Between March and mid April is the best time to find one of Lancashire’s rarest plants, which comes into flower early.

The plant is butterbur and normally the flowers are pink but there is a variety where the flowers are white. One of the few places where the white butterbur is found is on the river bank at Brungerley.

Butterbur takes its name from the fact that, before the invention of greaseproof paper, butter was wrapped up in one of the huge leaves which appear after the flowers have faded.

From the Three Millstones area turn right and follow the signs for Clitheroe.

Look for a little stream which runs parallel to the street and for little bridges which provide access for pretty colleges to the left.

Approach West Bradford Bridge and look for a footpath signed right to Brungerley. The route is well signed and initially follows the river.

Bear right and cross obvious stiles over fields and through a small area ofwoodland.

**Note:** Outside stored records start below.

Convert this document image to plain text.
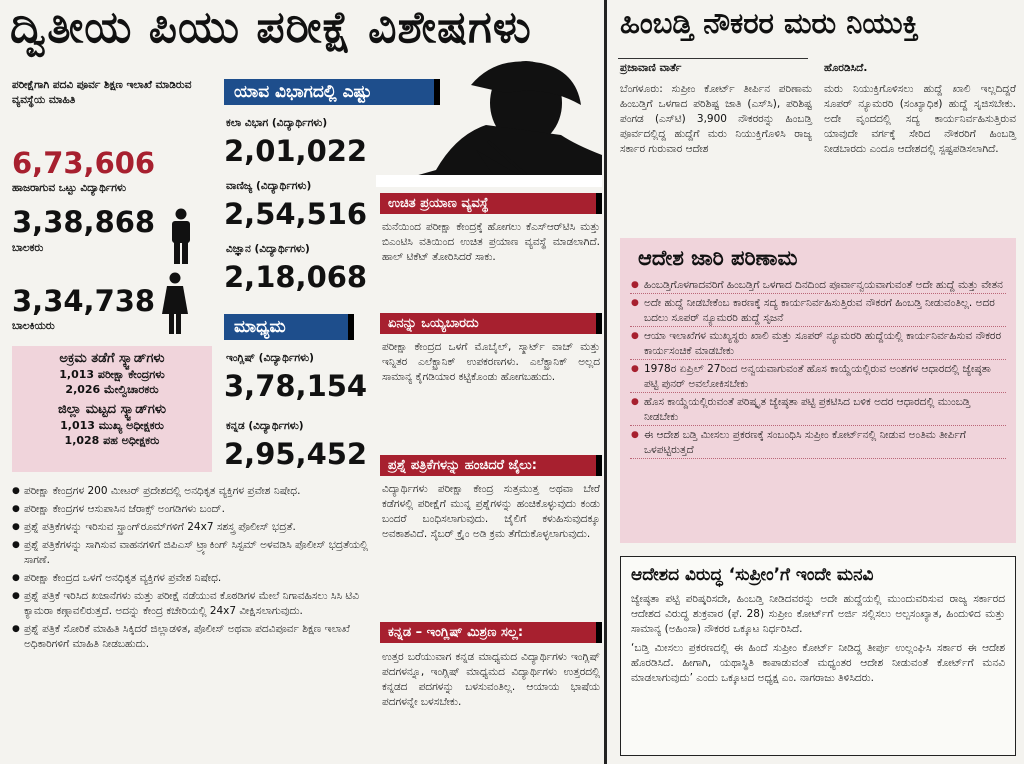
ದ್ವಿತೀಯ ಪಿಯು ಪರೀಕ್ಷೆ ವಿಶೇಷಗಳು	ಹಿಂಬಡ್ತಿ ನೌಕರರ ಮರು ನಿಯುಕ್ತಿ
ಪರೀಕ್ಷೆಗಾಗಿ ಪದವಿ ಪೂರ್ವ ಶಿಕ್ಷಣ ಇಲಾಖೆ ಮಾಡಿರುವ ವ್ಯವಸ್ಥೆಯ ಮಾಹಿತಿ
6,73,606
ಹಾಜರಾಗುವ ಒಟ್ಟು ವಿದ್ಯಾರ್ಥಿಗಳು
3,38,868
ಬಾಲಕರು
3,34,738
ಬಾಲಕಿಯರು
ಅಕ್ರಮ ತಡೆಗೆ ಸ್ಕ್ವಾಡ್‌ಗಳು
1,013 ಪರೀಕ್ಷಾ ಕೇಂದ್ರಗಳು
2,026 ಮೇಲ್ವಿಚಾರಕರು
ಜಿಲ್ಲಾ ಮಟ್ಟದ ಸ್ಕ್ವಾಡ್‌ಗಳು
1,013 ಮುಖ್ಯ ಅಧೀಕ್ಷಕರು
1,028 ಪಹ ಅಧೀಕ್ಷಕರು
ಯಾವ ವಿಭಾಗದಲ್ಲಿ ಎಷ್ಟು
ಕಲಾ ವಿಭಾಗ (ವಿದ್ಯಾರ್ಥಿಗಳು)
2,01,022
ವಾಣಿಜ್ಯ (ವಿದ್ಯಾರ್ಥಿಗಳು)
2,54,516
ವಿಜ್ಞಾನ (ವಿದ್ಯಾರ್ಥಿಗಳು)
2,18,068
ಮಾಧ್ಯಮ
ಇಂಗ್ಲಿಷ್ (ವಿದ್ಯಾರ್ಥಿಗಳು)
3,78,154
ಕನ್ನಡ (ವಿದ್ಯಾರ್ಥಿಗಳು)
2,95,452
ಉಚಿತ ಪ್ರಯಾಣ ವ್ಯವಸ್ಥೆ
ಮನೆಯಿಂದ ಪರೀಕ್ಷಾ ಕೇಂದ್ರಕ್ಕೆ ಹೋಗಲು ಕೆಎಸ್‌ಆರ್‌ಟಿಸಿ ಮತ್ತು ಬಿಎಂಟಿಸಿ ವತಿಯಿಂದ ಉಚಿತ ಪ್ರಯಾಣ ವ್ಯವಸ್ಥೆ ಮಾಡಲಾಗಿದೆ. ಹಾಲ್ ಟಿಕೆಟ್ ತೋರಿಸಿದರೆ ಸಾಕು.
ಏನನ್ನು ಒಯ್ಯಬಾರದು
ಪರೀಕ್ಷಾ ಕೇಂದ್ರದ ಒಳಗೆ ಮೊಬೈಲ್, ಸ್ಮಾರ್ಟ್ ವಾಚ್ ಮತ್ತು ಇನ್ನಿತರ ಎಲೆಕ್ಟ್ರಾನಿಕ್ ಉಪಕರಣಗಳು. ಎಲೆಕ್ಟ್ರಾನಿಕ್ ಅಲ್ಲದ ಸಾಮಾನ್ಯ ಕೈಗಡಿಯಾರ ಕಟ್ಟಿಕೊಂಡು ಹೋಗಬಹುದು.
ಪ್ರಶ್ನೆ ಪತ್ರಿಕೆಗಳನ್ನು ಹಂಚಿದರೆ ಜೈಲು:
ವಿದ್ಯಾರ್ಥಿಗಳು ಪರೀಕ್ಷಾ ಕೇಂದ್ರ ಸುತ್ತಮುತ್ತ ಅಥವಾ ಬೇರೆ ಕಡೆಗಳಲ್ಲಿ ಪರೀಕ್ಷೆಗೆ ಮುನ್ನ ಪ್ರಶ್ನೆಗಳನ್ನು ಹಂಚಿಕೊಳ್ಳುವುದು ಕಂಡು ಬಂದರೆ ಬಂಧಿಸಲಾಗುವುದು. ಜೈಲಿಗೆ ಕಳುಹಿಸುವುದಕ್ಕೂ ಅವಕಾಶವಿದೆ. ಸೈಬರ್ ಕ್ರೈಂ ಅಡಿ ಕ್ರಮ ತೆಗೆದುಕೊಳ್ಳಲಾಗುವುದು.
ಕನ್ನಡ – ಇಂಗ್ಲಿಷ್ ಮಿಶ್ರಣ ಸಲ್ಲ:
ಉತ್ತರ ಬರೆಯುವಾಗ ಕನ್ನಡ ಮಾಧ್ಯಮದ ವಿದ್ಯಾರ್ಥಿಗಳು ಇಂಗ್ಲಿಷ್ ಪದಗಳನ್ನೂ, ಇಂಗ್ಲಿಷ್ ಮಾಧ್ಯಮದ ವಿದ್ಯಾರ್ಥಿಗಳು ಉತ್ತರದಲ್ಲಿ ಕನ್ನಡದ ಪದಗಳನ್ನು ಬಳಸುವಂತಿಲ್ಲ. ಆಯಾಯ ಭಾಷೆಯ ಪದಗಳನ್ನೇ ಬಳಸಬೇಕು.
● ಪರೀಕ್ಷಾ ಕೇಂದ್ರಗಳ 200 ಮೀಟರ್ ಪ್ರದೇಶದಲ್ಲಿ ಅನಧಿಕೃತ ವ್ಯಕ್ತಿಗಳ ಪ್ರವೇಶ ನಿಷೇಧ.
● ಪರೀಕ್ಷಾ ಕೇಂದ್ರಗಳ ಆಸುಪಾಸಿನ ಜೆರಾಕ್ಸ್ ಅಂಗಡಿಗಳು ಬಂದ್.
● ಪ್ರಶ್ನೆ ಪತ್ರಿಕೆಗಳನ್ನು ಇರಿಸುವ ಸ್ಟ್ರಾಂಗ್‌ರೂಮ್‌ಗಳಿಗೆ 24x7 ಸಶಸ್ತ್ರ ಪೊಲೀಸ್ ಭದ್ರತೆ.
● ಪ್ರಶ್ನೆ ಪತ್ರಿಕೆಗಳನ್ನು ಸಾಗಿಸುವ ವಾಹನಗಳಿಗೆ ಜಿಪಿಎಸ್ ಟ್ರ್ಯಾಕಿಂಗ್ ಸಿಸ್ಟಮ್ ಅಳವಡಿಸಿ ಪೊಲೀಸ್ ಭದ್ರತೆಯಲ್ಲಿ ಸಾಗಣೆ.
● ಪರೀಕ್ಷಾ ಕೇಂದ್ರದ ಒಳಗೆ ಅನಧಿಕೃತ ವ್ಯಕ್ತಿಗಳ ಪ್ರವೇಶ ನಿಷೇಧ.
● ಪ್ರಶ್ನೆ ಪತ್ರಿಕೆ ಇರಿಸಿದ ಖಜಾನೆಗಳು ಮತ್ತು ಪರೀಕ್ಷೆ ನಡೆಯುವ ಕೊಠಡಿಗಳ ಮೇಲೆ ನಿಗಾವಹಿಸಲು ಸಿಸಿ ಟಿವಿ ಕ್ಯಾಮರಾ ಕಣ್ಗಾವಲಿರುತ್ತದೆ. ಅದನ್ನು ಕೇಂದ್ರ ಕಚೇರಿಯಲ್ಲಿ 24x7 ವೀಕ್ಷಿಸಲಾಗುವುದು.
● ಪ್ರಶ್ನೆ ಪತ್ರಿಕೆ ಸೋರಿಕೆ ಮಾಹಿತಿ ಸಿಕ್ಕಿದರೆ ಜಿಲ್ಲಾಡಳಿತ, ಪೊಲೀಸ್ ಅಥವಾ ಪದವಿಪೂರ್ವ ಶಿಕ್ಷಣ ಇಲಾಖೆ ಅಧಿಕಾರಿಗಳಿಗೆ ಮಾಹಿತಿ ನೀಡಬಹುದು.
ಪ್ರಜಾವಾಣಿ ವಾರ್ತೆ
ಬೆಂಗಳೂರು: ಸುಪ್ರೀಂ ಕೋರ್ಟ್ ತೀರ್ಪಿನ ಪರಿಣಾಮ ಹಿಂಬಡ್ತಿಗೆ ಒಳಗಾದ ಪರಿಶಿಷ್ಟ ಜಾತಿ (ಎಸ್‌ಸಿ), ಪರಿಶಿಷ್ಟ ಪಂಗಡ (ಎಸ್‌ಟಿ) 3,900 ನೌಕರರನ್ನು ಹಿಂಬಡ್ತಿ ಪೂರ್ವದಲ್ಲಿದ್ದ ಹುದ್ದೆಗೆ ಮರು ನಿಯುಕ್ತಿಗೊಳಿಸಿ ರಾಜ್ಯ ಸರ್ಕಾರ ಗುರುವಾರ ಆದೇಶ
ಹೊರಡಿಸಿದೆ.
ಮರು ನಿಯುಕ್ತಿಗೊಳಿಸಲು ಹುದ್ದೆ ಖಾಲಿ ಇಲ್ಲದಿದ್ದರೆ ಸೂಪರ್ ನ್ಯೂಮರರಿ (ಸಂಖ್ಯಾಧಿಕ) ಹುದ್ದೆ ಸೃಜಿಸಬೇಕು. ಅದೇ ವೃಂದದಲ್ಲಿ ಸದ್ಯ ಕಾರ್ಯನಿರ್ವಹಿಸುತ್ತಿರುವ ಯಾವುದೇ ವರ್ಗಕ್ಕೆ ಸೇರಿದ ನೌಕರರಿಗೆ ಹಿಂಬಡ್ತಿ ನೀಡಬಾರದು ಎಂದೂ ಆದೇಶದಲ್ಲಿ ಸ್ಪಷ್ಟಪಡಿಸಲಾಗಿದೆ.
ಆದೇಶ ಜಾರಿ ಪರಿಣಾಮ
● ಹಿಂಬಡ್ತಿಗೊಳಗಾದವರಿಗೆ ಹಿಂಬಡ್ತಿಗೆ ಒಳಗಾದ ದಿನದಿಂದ ಪೂರ್ವಾನ್ವಯವಾಗುವಂತೆ ಅದೇ ಹುದ್ದೆ ಮತ್ತು ವೇತನ
● ಅದೇ ಹುದ್ದೆ ನೀಡಬೇಕೆಂಬ ಕಾರಣಕ್ಕೆ ಸದ್ಯ ಕಾರ್ಯನಿರ್ವಹಿಸುತ್ತಿರುವ ನೌಕರಗೆ ಹಿಂಬಡ್ತಿ ನೀಡುವಂತಿಲ್ಲ. ಅದರ ಬದಲು ಸೂಪರ್ ನ್ಯೂಮರರಿ ಹುದ್ದೆ ಸೃಜನೆ
● ಆಯಾ ಇಲಾಖೆಗಳ ಮುಖ್ಯಸ್ಥರು ಖಾಲಿ ಮತ್ತು ಸೂಪರ್ ನ್ಯೂಮರರಿ ಹುದ್ದೆಯಲ್ಲಿ ಕಾರ್ಯನಿರ್ವಹಿಸುವ ನೌಕರರ ಕಾರ್ಯಸಂಚಿಕೆ ಮಾಡಬೇಕು
● 1978ರ ಏಪ್ರಿಲ್ 27ರಿಂದ ಅನ್ವಯವಾಗುವಂತೆ ಹೊಸ ಕಾಯ್ದೆಯಲ್ಲಿರುವ ಅಂಶಗಳ ಆಧಾರದಲ್ಲಿ ಜ್ಯೇಷ್ಠತಾ ಪಟ್ಟಿ ಪುನರ್ ಅವಲೋಕಿಸಬೇಕು
● ಹೊಸ ಕಾಯ್ದೆಯಲ್ಲಿರುವಂತೆ ಪರಿಷ್ಕೃತ ಜ್ಯೇಷ್ಠತಾ ಪಟ್ಟಿ ಪ್ರಕಟಿಸಿದ ಬಳಿಕ ಅದರ ಆಧಾರದಲ್ಲಿ ಮುಂಬಡ್ತಿ ನೀಡಬೇಕು
● ಈ ಆದೇಶ ಬಡ್ತಿ ಮೀಸಲು ಪ್ರಕರಣಕ್ಕೆ ಸಂಬಂಧಿಸಿ ಸುಪ್ರೀಂ ಕೋರ್ಟ್‌ನಲ್ಲಿ ನೀಡುವ ಅಂತಿಮ ತೀರ್ಪಿಗೆ ಒಳಪಟ್ಟಿರುತ್ತದೆ
ಆದೇಶದ ವಿರುದ್ಧ ‘ಸುಪ್ರೀಂ’ಗೆ ಇಂದೇ ಮನವಿ
ಜ್ಯೇಷ್ಠತಾ ಪಟ್ಟಿ ಪರಿಷ್ಕರಿಸದೇ, ಹಿಂಬಡ್ತಿ ನೀಡಿದವರನ್ನು ಅದೇ ಹುದ್ದೆಯಲ್ಲಿ ಮುಂದುವರಿಸುವ ರಾಜ್ಯ ಸರ್ಕಾರದ ಆದೇಶದ ವಿರುದ್ಧ ಶುಕ್ರವಾರ (ಫೆ. 28) ಸುಪ್ರೀಂ ಕೋರ್ಟ್‌ಗೆ ಅರ್ಜಿ ಸಲ್ಲಿಸಲು ಅಲ್ಪಸಂಖ್ಯಾತ, ಹಿಂದುಳಿದ ಮತ್ತು ಸಾಮಾನ್ಯ (ಅಹಿಂಸಾ) ನೌಕರರ ಒಕ್ಕೂಟ ನಿರ್ಧರಿಸಿದೆ.
‘ಬಡ್ತಿ ಮೀಸಲು ಪ್ರಕರಣದಲ್ಲಿ ಈ ಹಿಂದೆ ಸುಪ್ರೀಂ ಕೋರ್ಟ್ ನೀಡಿದ್ದ ತೀರ್ಪು ಉಲ್ಲಂಘಿಸಿ ಸರ್ಕಾರ ಈ ಆದೇಶ ಹೊರಡಿಸಿದೆ. ಹೀಗಾಗಿ, ಯಥಾಸ್ಥಿತಿ ಕಾಪಾಡುವಂತೆ ಮಧ್ಯಂತರ ಆದೇಶ ನೀಡುವಂತೆ ಕೋರ್ಟ್‌ಗೆ ಮನವಿ ಮಾಡಲಾಗುವುದು’ ಎಂದು ಒಕ್ಕೂಟದ ಅಧ್ಯಕ್ಷ ಎಂ. ನಾಗರಾಜು ತಿಳಿಸಿದರು.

Cross a number of tributary streams leading left down to the Ribble and reach a number of small long disused limestone quarries.

Pass a farm complex to the right and meet the Clitheroe to Waddington road after a slight incline lined with trees.

Pass through a gate and turn left along the road to Brungerley Bridge. Just beyond the bridge look out for a sign indicating the Ribble Way.

Turn left onto a wide track into Brungerley Park.

During the Wars of the Roses, Henry VI, the weak Lancastrian King, was captured by the Yorkists at Brungerley stepping stones over the Ribble.

After his defeat at the Battle of Hexham in 1464 Henry was on the run and he was sheltered at Bolton Hall in Bolton-By-Bowland and at Waddington Hall before he was captured at Brungerley. He was taken to London where he died in “unsure circumstances”.

I think this is historical jargon for murder.

Later a bridge was built over the Ribble and until the the boundary changes of 1974 this was the border between Lancashire and Yorkshire.

Continue along Brungerley Park, keeping the River Ribble on the left.

It is here that you need to look out for the white Butterbur. The park has been laid out from yet more disused limestone quarries and is the place to look out for flowers and ferns.

Continue to follow the obvious track to reach Crosshill Quarry, which is now designated as a Nature Trail. Descend a steep but obvious path to reach a stile.

Cross the stile and continue to follow the obvious riverside path. Ignore all stiles leading to the left and right but follow the track to reach West Bradford Bridge.

At the Bridge turn left and continue back through West Bradford and return to the starting point.

It is interesting to find how little some of our villages have changed over the years. West Bradford village is evidence of this.

Brungerley Bridge has, however changed, because the pleasure grounds once found there have disappeared.

How to get there: Turn off the A59 bypass signed Chatburn. Continue straight ahead at a roundabout and pass the Castle Cement works on the right.

Cross a narrow bridge over the River Ribble and continue into West Bradford Village.

There is street parking close by and near the splendid Three Millstones pub which was converted from three farm buildings long ago.